Coles Group has reached a critical mass of AI models in production and is now working to scale its capabilities and use of the technology.
(L-R) Silvio Giorgio, Richard Walker, and Roslyn Mackay from Coles Group.
Data and intelligence general manager Silvio Giorgio told a Microsoft AI Summit in Melbourne that the retailer has been progressively deploying AI for the past eight years.
Giorgio said there are “about 19 major models in production, largely focused on our operations side of the business.”
“Where we are moving though in the future of AI is we’re transitioning from starting AI to scaling AI,” he said.
“How you start AI is actually use case by use case, it’s the perfect way to do it. But now we’re at the stage where we have so much in production, we’re now moving towards scaling that.”
The company’s “AI vision” is to take a broader, more “holistic” view of the AI opportunities that lie across the group, and to “democratise” data access so that more teams can work with AI.
The idea is to “move from having centralised data science people to enabling other teams to start to play with the data and do funky things with it”.
The retailer’s vision will also see it place a “renewed focus” on intelligent automation and elevate personalisation efforts.
“We are investing in value, considering the times, and so how do we make sure that you get the best price available for the times?” Giorgio said.
The evolving vision for AI will also see some transformation of the enabling technology stack.
“AI has evolved significantly so you don’t have to build everything from scratch,” Giorgio said.
Giorgio also noted that any expanded use of AI would come with a reciprocal focus on data and model governance.
“I’m a massive advocate for data governance, and AI governance in particular,” he said.
“It’s not enough to put out solutions.

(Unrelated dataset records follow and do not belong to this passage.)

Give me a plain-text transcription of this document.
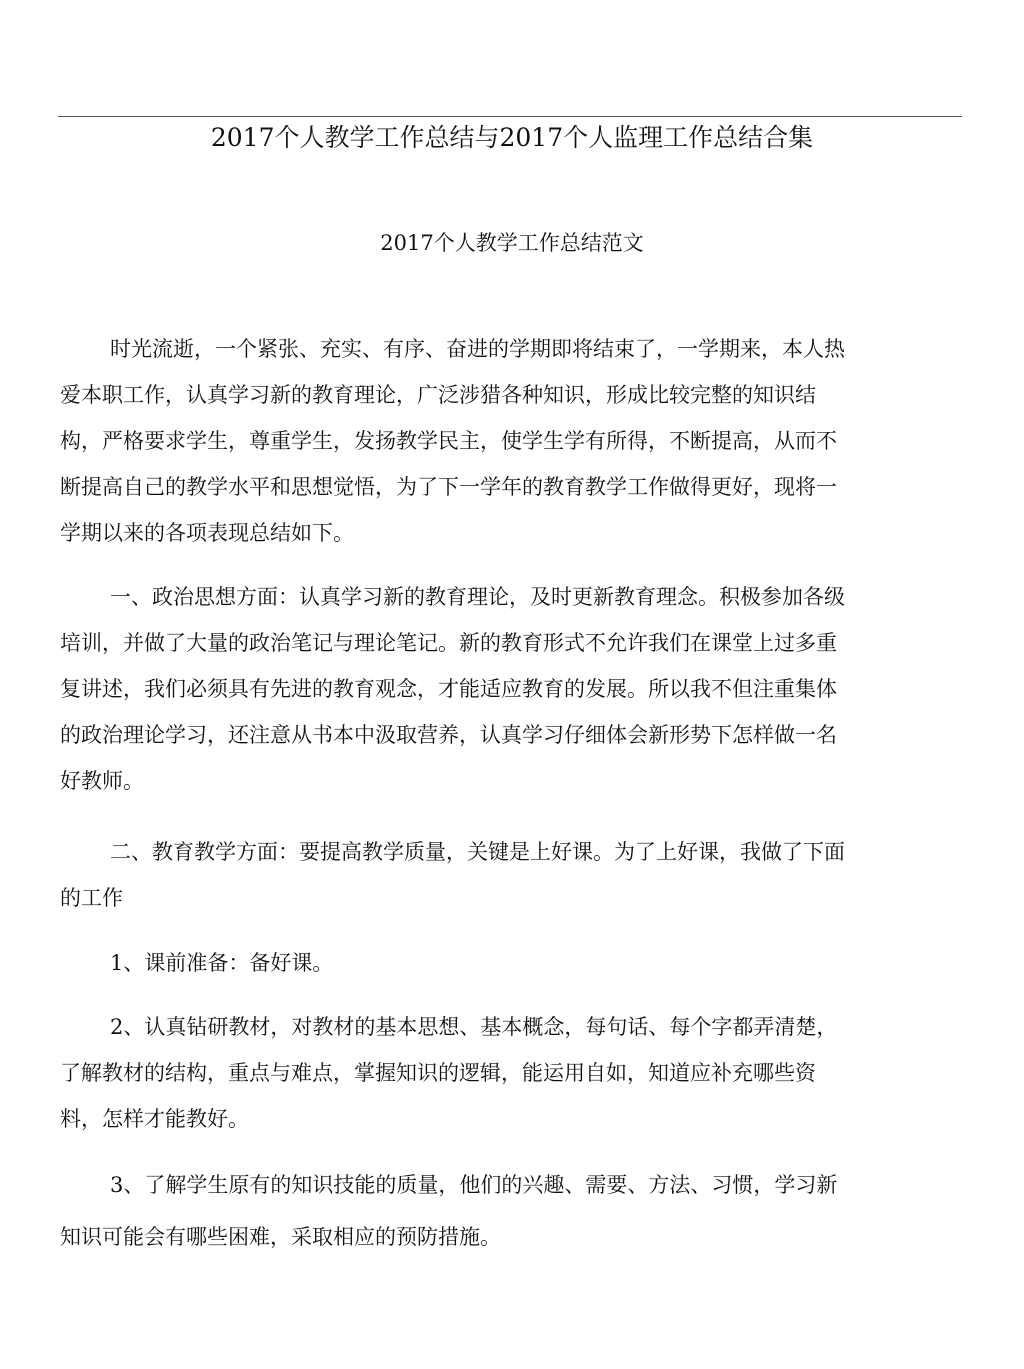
2017个人教学工作总结与2017个人监理工作总结合集
2017个人教学工作总结范文
时光流逝，一个紧张、充实、有序、奋进的学期即将结束了，一学期来，本人热
爱本职工作，认真学习新的教育理论，广泛涉猎各种知识，形成比较完整的知识结
构，严格要求学生，尊重学生，发扬教学民主，使学生学有所得，不断提高，从而不
断提高自己的教学水平和思想觉悟，为了下一学年的教育教学工作做得更好，现将一
学期以来的各项表现总结如下。
一、政治思想方面：认真学习新的教育理论，及时更新教育理念。积极参加各级
培训，并做了大量的政治笔记与理论笔记。新的教育形式不允许我们在课堂上过多重
复讲述，我们必须具有先进的教育观念，才能适应教育的发展。所以我不但注重集体
的政治理论学习，还注意从书本中汲取营养，认真学习仔细体会新形势下怎样做一名
好教师。
二、教育教学方面：要提高教学质量，关键是上好课。为了上好课，我做了下面
的工作
1、课前准备：备好课。
2、认真钻研教材，对教材的基本思想、基本概念，每句话、每个字都弄清楚，
了解教材的结构，重点与难点，掌握知识的逻辑，能运用自如，知道应补充哪些资
料，怎样才能教好。
3、了解学生原有的知识技能的质量，他们的兴趣、需要、方法、习惯，学习新
知识可能会有哪些困难，采取相应的预防措施。
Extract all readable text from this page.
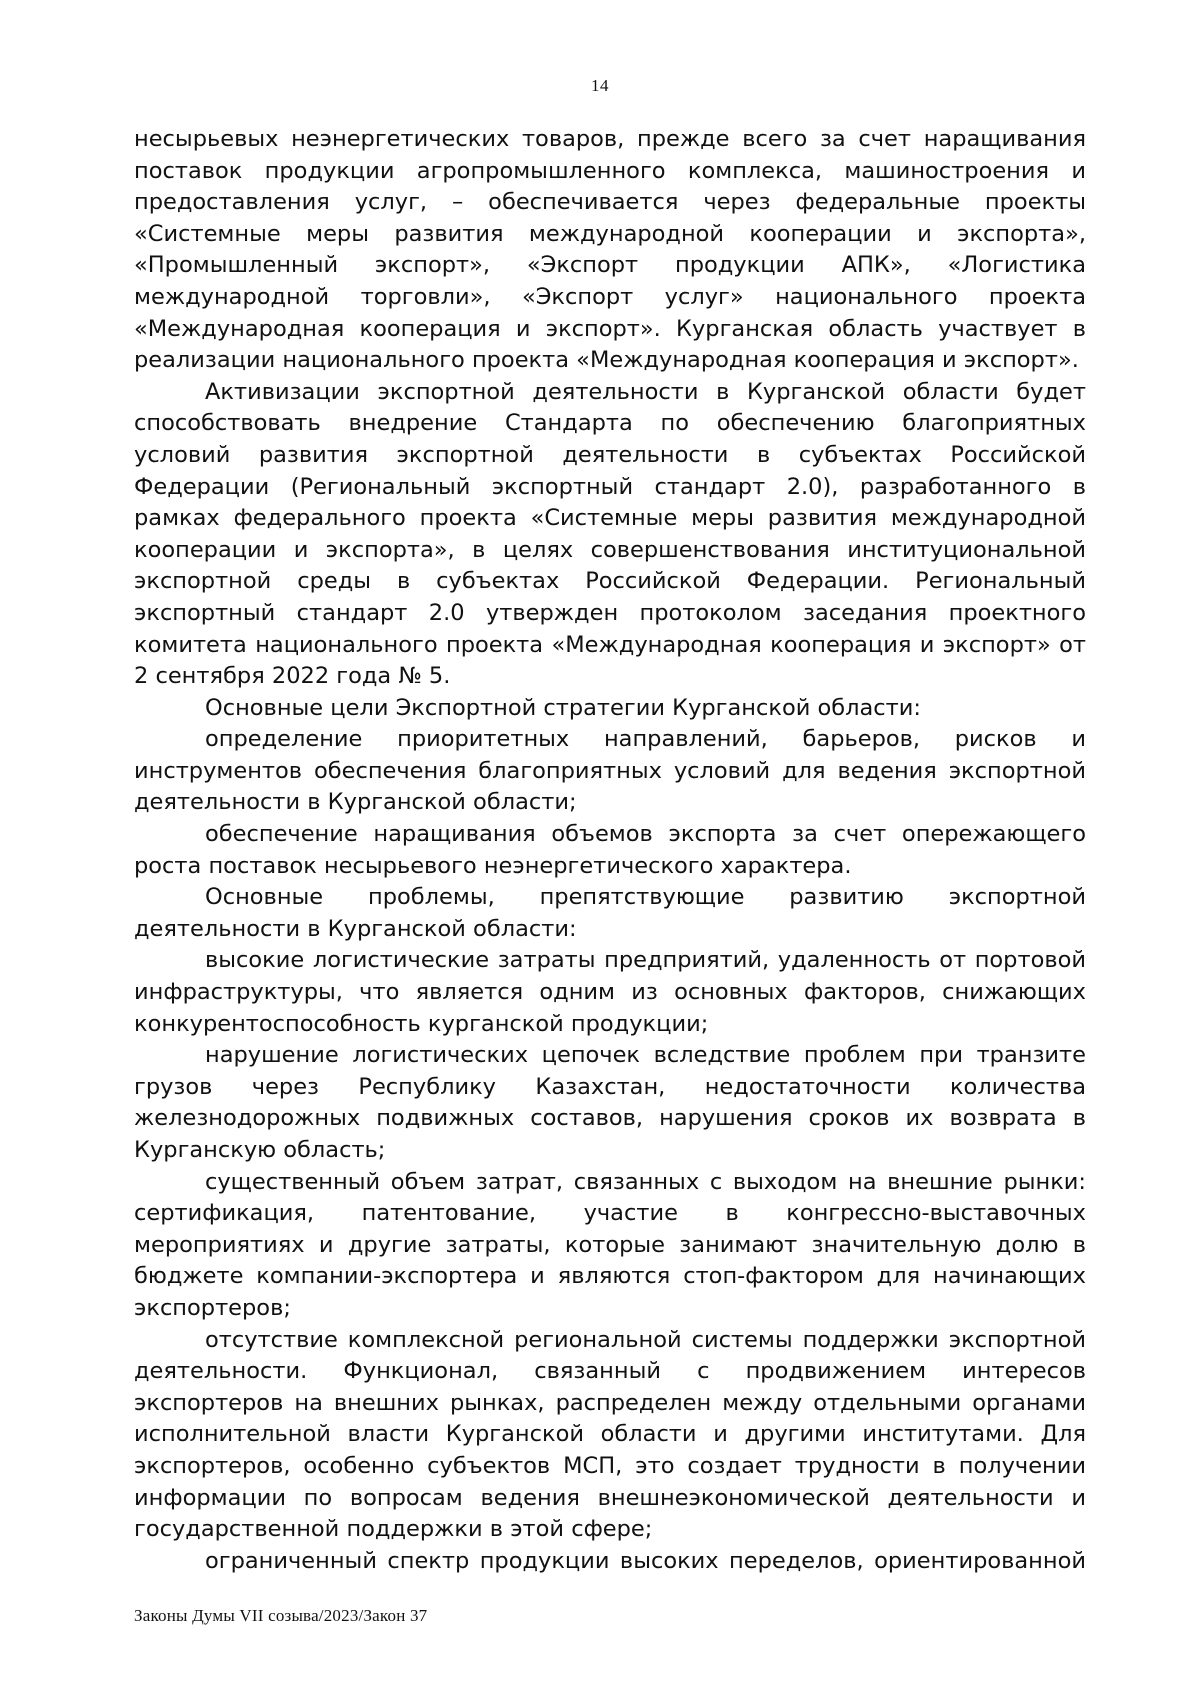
14

несырьевых неэнергетических товаров, прежде всего за счет наращивания поставок продукции агропромышленного комплекса, машиностроения и предоставления услуг, – обеспечивается через федеральные проекты «Системные меры развития международной кооперации и экспорта», «Промышленный экспорт», «Экспорт продукции АПК», «Логистика международной торговли», «Экспорт услуг» национального проекта «Международная кооперация и экспорт». Курганская область участвует в реализации национального проекта «Международная кооперация и экспорт».

Активизации экспортной деятельности в Курганской области будет способствовать внедрение Стандарта по обеспечению благоприятных условий развития экспортной деятельности в субъектах Российской Федерации (Региональный экспортный стандарт 2.0), разработанного в рамках федерального проекта «Системные меры развития международной кооперации и экспорта», в целях совершенствования институциональной экспортной среды в субъектах Российской Федерации. Региональный экспортный стандарт 2.0 утвержден протоколом заседания проектного комитета национального проекта «Международная кооперация и экспорт» от 2 сентября 2022 года № 5.

Основные цели Экспортной стратегии Курганской области:

определение приоритетных направлений, барьеров, рисков и инструментов обеспечения благоприятных условий для ведения экспортной деятельности в Курганской области;

обеспечение наращивания объемов экспорта за счет опережающего роста поставок несырьевого неэнергетического характера.

Основные проблемы, препятствующие развитию экспортной деятельности в Курганской области:

высокие логистические затраты предприятий, удаленность от портовой инфраструктуры, что является одним из основных факторов, снижающих конкурентоспособность курганской продукции;

нарушение логистических цепочек вследствие проблем при транзите грузов через Республику Казахстан, недостаточности количества железнодорожных подвижных составов, нарушения сроков их возврата в Курганскую область;

существенный объем затрат, связанных с выходом на внешние рынки: сертификация, патентование, участие в конгрессно-выставочных мероприятиях и другие затраты, которые занимают значительную долю в бюджете компании-экспортера и являются стоп-фактором для начинающих экспортеров;

отсутствие комплексной региональной системы поддержки экспортной деятельности. Функционал, связанный с продвижением интересов экспортеров на внешних рынках, распределен между отдельными органами исполнительной власти Курганской области и другими институтами. Для экспортеров, особенно субъектов МСП, это создает трудности в получении информации по вопросам ведения внешнеэкономической деятельности и государственной поддержки в этой сфере;

ограниченный спектр продукции высоких переделов, ориентированной

Законы Думы VII созыва/2023/Закон 37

There needs to be responsibility surrounding ethical AI as well.”
Giorgio said that Coles is particularly interested in “win-win solutions” that both help its team members and customers at the same time.
He noted that while past efforts were often focused on realising operational improvements, the company is bringing a customer-centric lens to future applications of AI.
Intelligent edge
A key technology enabler that allows Coles to run AI models in its retail sites is the intelligent edge backbone or IEB.
iTnews first revealed the IEB’s existence in 2021, where it was described as a way to quickly deploy technology into ‘edge’ locations – in this context, the group’s 1800-plus retail sites.
New details of the IEB were released to coincide with the Microsoft summit, notably that it utilises the “Microsoft Azure Stack HCI, Azure AI and ML.”
Head of technology innovation Roslyn Mackay said that vendors – particularly in AI’s early days – often suggested point solutions requiring dedicated infrastructure.
“If we had pursued that strategy, our stores would have been littered with cameras, out the back filled with servers, our team members would potentially be getting all these conflictive alerts from different sources, and [we’d have experienced] multiplying costs of all these point solutions,” McKay said.
“That drove our strategy of the intelligent edge backbone which is our central nervous system in effect to connect all the cameras and infrastructure in-store and have this central control plane where we can manage the events detected by those models, triage, work out the best way to notify the team members or whatever that action needs to be, and surface that data up to our enterprise data platform.
“Rather than having vendor dashboards for every different thing, we’re actually able to gather all of the insights from those models and manage that.”
Aside from manageability, the structure allows Coles to use software where it sees fit, rather than feel wedded to a particular ecosystem.
“It means we can be more ‘choosy’ about the models we want, rather than go ‘we’ve now invested with this vendor, we’ve got to use it as much as we can’.
“We’re in a better position to pick the best fit-for-purpose solution and trial that in different stores and just be able to manage those things at scale.”
One of the 19 major models in use is used for demand forecasting, which informs stock replenishment.
Giorgio said the model utilises “about 2000 different datasets – weather data, customer segmentation data, our promotional datasets, event data that happened in public, and we bundle all that to come up with a fairly sophisticated [forecasting] model.”
“If you think about it, we’re sending anywhere from 20,000 SKUs to about 830-odd [grocery] stores every single day across the year, and we actually forward project about 112 days into the future,” Giorgio said.
Another model is used to make recommendations to about 4 million FlyBuys customers every week, based on previous purchases and what likeminded customers are looking at as well.